More recently, shares have started to pick up meaningful traction, surging more than 22% from their January 2021 lows. Have investors warmed up to having Couche’s next deal be in the grocery space? Only time will tell. Regardless, I think the stock is a buy as it approaches its fourth-quarter fiscal 2021 earnings, which are on tap for June 28.
Amid continued COVID-19 pressures, Couche-Tard will experience a dampened top line. Still, expectations appear modest, with lower fuel sales and margins to be expected. Should Couche dip post-earnings, I’d look to be a buyer because the future definitely looks brighter as Canada winds down from its third COVID wave and sales look to bounce back. Add likely M&A moves into the equation and I like the setup for Couche-Tard heading into the summer season.

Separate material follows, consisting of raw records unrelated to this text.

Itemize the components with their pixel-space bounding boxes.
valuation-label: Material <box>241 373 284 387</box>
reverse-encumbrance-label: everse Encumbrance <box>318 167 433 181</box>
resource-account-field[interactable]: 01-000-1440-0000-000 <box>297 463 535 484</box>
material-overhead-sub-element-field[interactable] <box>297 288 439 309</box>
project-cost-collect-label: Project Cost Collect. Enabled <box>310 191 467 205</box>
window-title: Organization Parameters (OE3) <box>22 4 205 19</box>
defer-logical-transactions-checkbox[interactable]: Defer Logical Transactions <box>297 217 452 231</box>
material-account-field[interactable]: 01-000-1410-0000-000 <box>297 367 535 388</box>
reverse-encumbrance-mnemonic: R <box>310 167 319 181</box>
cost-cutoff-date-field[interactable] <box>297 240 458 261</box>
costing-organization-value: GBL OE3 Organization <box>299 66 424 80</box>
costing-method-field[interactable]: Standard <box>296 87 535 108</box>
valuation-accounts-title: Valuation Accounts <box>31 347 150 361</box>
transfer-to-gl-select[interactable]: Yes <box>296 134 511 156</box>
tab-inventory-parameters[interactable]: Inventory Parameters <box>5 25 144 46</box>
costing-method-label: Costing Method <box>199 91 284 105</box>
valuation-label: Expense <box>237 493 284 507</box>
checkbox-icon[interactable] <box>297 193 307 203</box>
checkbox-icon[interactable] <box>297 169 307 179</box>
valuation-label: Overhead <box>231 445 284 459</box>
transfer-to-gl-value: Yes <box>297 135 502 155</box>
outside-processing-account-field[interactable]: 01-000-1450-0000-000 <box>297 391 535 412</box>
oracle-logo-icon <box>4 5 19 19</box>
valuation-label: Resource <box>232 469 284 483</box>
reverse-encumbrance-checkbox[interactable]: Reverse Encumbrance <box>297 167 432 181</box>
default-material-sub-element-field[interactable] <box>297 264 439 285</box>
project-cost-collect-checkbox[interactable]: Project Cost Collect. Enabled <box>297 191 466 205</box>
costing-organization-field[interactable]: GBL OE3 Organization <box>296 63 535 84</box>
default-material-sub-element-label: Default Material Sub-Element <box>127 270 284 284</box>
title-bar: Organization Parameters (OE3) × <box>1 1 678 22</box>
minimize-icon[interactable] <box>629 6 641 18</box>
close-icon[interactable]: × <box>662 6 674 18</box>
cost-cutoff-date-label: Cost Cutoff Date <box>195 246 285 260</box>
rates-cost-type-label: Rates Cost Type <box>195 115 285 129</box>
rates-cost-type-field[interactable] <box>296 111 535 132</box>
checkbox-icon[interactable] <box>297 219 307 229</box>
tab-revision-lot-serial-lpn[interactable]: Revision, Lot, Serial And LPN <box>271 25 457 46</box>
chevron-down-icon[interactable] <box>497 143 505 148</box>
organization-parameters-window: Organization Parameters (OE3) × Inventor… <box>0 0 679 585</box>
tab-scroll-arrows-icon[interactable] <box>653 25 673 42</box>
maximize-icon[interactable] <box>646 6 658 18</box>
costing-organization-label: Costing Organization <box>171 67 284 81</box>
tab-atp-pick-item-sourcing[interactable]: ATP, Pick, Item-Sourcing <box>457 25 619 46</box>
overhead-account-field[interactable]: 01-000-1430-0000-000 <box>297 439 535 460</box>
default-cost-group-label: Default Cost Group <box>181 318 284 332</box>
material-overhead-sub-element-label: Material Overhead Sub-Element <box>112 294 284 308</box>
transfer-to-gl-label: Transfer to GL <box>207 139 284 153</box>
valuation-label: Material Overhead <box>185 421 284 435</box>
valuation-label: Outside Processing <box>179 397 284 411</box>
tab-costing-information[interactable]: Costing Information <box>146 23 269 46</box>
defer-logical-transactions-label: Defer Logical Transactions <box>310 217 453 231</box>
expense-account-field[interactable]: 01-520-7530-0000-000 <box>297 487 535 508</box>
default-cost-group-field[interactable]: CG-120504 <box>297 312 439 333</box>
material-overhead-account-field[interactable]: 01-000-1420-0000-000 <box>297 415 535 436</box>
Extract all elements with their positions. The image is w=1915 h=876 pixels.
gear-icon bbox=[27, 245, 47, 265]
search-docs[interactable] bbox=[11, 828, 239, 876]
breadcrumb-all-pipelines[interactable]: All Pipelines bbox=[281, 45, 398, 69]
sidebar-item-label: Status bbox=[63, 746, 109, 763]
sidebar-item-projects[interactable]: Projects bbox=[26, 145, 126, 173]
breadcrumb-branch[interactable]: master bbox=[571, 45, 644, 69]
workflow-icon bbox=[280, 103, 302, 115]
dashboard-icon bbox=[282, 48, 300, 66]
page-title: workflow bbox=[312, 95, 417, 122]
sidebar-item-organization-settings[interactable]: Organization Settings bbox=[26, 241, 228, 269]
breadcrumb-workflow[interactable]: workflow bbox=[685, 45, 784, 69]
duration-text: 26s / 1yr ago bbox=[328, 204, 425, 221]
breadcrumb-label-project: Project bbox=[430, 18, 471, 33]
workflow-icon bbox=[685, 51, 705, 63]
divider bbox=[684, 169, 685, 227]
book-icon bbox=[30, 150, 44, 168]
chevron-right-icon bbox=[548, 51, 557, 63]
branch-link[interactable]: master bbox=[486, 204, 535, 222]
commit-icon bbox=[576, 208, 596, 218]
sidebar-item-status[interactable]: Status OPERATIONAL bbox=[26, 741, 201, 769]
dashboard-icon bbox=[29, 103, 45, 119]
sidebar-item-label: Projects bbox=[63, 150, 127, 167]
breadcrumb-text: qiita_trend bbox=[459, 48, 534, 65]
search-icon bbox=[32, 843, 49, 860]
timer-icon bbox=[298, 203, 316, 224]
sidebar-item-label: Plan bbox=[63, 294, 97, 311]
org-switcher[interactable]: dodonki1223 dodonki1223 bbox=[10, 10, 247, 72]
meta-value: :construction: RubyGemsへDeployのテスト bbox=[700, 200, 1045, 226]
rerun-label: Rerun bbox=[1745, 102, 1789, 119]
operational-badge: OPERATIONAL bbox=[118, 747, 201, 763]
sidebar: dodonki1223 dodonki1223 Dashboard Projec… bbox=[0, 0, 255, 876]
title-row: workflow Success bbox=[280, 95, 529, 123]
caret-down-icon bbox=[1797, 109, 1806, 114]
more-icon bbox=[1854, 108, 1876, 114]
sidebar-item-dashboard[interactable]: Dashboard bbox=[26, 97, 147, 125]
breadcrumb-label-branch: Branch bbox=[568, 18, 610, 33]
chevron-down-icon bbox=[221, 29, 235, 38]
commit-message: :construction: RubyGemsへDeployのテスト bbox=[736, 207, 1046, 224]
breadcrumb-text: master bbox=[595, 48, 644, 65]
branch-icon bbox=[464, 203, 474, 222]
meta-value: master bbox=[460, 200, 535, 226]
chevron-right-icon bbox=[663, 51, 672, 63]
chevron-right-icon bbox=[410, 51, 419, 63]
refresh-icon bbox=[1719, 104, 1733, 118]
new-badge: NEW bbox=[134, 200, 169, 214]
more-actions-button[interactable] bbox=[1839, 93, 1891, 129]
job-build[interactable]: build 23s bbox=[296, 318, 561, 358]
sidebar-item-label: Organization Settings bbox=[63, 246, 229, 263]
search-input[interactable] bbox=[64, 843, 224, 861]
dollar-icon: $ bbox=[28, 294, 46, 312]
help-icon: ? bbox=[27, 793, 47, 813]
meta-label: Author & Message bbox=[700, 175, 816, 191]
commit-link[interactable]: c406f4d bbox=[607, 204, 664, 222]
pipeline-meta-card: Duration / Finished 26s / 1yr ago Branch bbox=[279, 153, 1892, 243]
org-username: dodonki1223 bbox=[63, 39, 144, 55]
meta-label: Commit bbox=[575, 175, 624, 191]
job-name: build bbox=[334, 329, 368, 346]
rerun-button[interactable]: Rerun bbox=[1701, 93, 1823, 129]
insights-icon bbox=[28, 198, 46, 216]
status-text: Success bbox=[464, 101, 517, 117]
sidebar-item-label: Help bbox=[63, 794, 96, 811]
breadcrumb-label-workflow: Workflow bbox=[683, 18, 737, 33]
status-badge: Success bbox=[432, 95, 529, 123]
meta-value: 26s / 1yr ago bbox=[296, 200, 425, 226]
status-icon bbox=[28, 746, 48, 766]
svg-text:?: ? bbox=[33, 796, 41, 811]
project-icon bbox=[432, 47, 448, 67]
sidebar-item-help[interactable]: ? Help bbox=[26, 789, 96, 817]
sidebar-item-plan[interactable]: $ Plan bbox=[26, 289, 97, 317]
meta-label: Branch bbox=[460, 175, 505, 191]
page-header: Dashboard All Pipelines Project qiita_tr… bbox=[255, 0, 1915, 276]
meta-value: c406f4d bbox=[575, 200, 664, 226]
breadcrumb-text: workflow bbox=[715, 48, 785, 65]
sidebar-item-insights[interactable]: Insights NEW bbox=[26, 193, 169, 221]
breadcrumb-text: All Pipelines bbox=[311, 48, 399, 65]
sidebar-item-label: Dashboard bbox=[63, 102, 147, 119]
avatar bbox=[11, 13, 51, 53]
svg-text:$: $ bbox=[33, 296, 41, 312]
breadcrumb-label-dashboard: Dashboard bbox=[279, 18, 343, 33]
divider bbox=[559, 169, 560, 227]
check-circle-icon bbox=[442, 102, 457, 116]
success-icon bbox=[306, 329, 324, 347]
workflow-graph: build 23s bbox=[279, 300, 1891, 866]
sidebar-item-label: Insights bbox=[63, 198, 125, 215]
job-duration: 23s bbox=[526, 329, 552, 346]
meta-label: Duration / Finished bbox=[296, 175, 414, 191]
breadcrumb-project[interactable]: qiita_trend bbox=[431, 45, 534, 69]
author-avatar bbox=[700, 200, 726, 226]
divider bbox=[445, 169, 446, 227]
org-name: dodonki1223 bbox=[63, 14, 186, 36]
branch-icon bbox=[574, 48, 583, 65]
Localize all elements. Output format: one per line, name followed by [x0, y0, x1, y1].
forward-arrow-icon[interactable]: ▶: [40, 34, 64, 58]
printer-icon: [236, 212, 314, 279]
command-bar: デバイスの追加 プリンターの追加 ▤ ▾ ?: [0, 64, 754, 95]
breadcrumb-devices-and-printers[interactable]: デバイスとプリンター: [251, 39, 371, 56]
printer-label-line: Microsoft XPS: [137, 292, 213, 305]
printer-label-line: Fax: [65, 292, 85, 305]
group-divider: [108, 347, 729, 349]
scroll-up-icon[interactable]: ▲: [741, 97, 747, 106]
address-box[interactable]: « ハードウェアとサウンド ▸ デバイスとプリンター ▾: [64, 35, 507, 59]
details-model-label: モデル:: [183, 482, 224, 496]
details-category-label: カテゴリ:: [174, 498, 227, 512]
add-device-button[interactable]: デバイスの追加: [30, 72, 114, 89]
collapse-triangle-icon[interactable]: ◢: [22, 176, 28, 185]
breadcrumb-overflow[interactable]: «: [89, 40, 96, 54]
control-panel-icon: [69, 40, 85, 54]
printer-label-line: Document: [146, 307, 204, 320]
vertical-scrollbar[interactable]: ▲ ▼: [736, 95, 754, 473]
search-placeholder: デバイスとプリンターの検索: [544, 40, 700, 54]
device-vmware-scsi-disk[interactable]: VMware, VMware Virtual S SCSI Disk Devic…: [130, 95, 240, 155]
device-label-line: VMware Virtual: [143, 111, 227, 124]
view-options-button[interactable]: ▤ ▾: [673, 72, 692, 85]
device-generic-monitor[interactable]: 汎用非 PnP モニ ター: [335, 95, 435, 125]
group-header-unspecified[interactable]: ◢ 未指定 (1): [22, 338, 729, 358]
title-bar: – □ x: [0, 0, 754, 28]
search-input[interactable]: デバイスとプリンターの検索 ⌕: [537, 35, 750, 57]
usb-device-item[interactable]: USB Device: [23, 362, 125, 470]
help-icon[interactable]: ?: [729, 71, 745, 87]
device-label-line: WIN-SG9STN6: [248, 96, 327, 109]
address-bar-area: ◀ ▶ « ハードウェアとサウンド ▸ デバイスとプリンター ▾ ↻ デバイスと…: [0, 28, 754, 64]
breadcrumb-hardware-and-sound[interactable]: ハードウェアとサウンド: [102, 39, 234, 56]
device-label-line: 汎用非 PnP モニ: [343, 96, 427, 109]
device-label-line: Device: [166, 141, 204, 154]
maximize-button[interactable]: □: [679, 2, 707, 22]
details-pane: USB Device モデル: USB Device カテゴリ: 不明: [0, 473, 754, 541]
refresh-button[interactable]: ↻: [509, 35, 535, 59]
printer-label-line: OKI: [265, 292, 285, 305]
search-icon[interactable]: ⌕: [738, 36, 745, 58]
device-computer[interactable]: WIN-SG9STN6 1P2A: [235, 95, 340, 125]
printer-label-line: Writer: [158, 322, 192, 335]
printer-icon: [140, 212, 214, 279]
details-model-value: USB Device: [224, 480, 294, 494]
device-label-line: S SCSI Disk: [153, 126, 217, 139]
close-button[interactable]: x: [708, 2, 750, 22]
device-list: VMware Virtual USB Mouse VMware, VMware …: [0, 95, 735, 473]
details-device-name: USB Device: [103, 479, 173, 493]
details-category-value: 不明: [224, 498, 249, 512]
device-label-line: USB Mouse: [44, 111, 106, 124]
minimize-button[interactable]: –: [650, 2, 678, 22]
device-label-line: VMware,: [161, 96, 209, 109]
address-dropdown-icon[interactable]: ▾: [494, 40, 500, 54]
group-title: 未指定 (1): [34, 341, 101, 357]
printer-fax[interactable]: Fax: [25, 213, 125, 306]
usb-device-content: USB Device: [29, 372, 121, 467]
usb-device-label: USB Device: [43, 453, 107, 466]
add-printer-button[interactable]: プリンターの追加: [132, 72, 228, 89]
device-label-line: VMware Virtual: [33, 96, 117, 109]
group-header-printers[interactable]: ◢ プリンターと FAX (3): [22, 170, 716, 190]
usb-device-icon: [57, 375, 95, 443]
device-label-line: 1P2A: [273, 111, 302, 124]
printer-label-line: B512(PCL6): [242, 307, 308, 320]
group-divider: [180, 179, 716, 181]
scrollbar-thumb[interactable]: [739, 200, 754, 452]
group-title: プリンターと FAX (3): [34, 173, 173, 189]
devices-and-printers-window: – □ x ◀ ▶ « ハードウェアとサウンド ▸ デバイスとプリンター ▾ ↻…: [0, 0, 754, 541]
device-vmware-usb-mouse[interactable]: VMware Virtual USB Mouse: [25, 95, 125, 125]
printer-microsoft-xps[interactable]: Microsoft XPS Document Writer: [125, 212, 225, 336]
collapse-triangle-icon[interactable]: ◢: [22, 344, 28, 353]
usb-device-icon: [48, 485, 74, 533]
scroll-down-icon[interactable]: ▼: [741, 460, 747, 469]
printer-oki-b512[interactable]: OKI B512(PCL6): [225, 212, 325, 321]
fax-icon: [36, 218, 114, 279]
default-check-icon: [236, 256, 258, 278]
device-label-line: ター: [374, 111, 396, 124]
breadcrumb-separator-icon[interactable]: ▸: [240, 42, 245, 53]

The stock trades at a mere 0.9 times sales, which is far too low given the type of growth the convenience store behemoth is capable of. Grocery or convenience store acquisition, Couche-Tard is likely to only pull the trigger if there’s a high chance it’ll produce (rather than destroy) shareholder value.
CN Rail
Speaking of acquisitions, CN Rail stock has derailed of late, plunging around 16% as it swept in to steal CP Rail’s prize: Kansas City Southern. At nearly US$34 billion, the historic rail deal has been tough for investors to justify. Some folks thought that CN Rail was trying to make life harder for its rail peer, but that’s not the case. CN Rail is now the likely winner of KSU assets, which, while expensive, will turn the rail behemoth into one of the most dominant railways in North America, with exclusive access two both borders and more ports.
CN Rail was a play on Canadian/U.S. trade; now it has Mexico thrown in, making CN Rail a name that stands to be a major beneficiary of the USMCA trade deal. More recently, CN Rail announced its intention to divest a 70-mile rail line in Louisiana to better appease regulators and eliminate rail overlap. The news sent CN Rail shares surging 2.6% on Wednesday, and I think it marks the bottom of this brutal sell-off.
Investors looking for shares of a wide-moat firm should look to load up before the profit train has a chance to leave the station. Next stop? Probably a new all-time high, as investors have more of a chance to digest the CN-KSU deal, a massive North American rail deal that may very well be the last of its kind.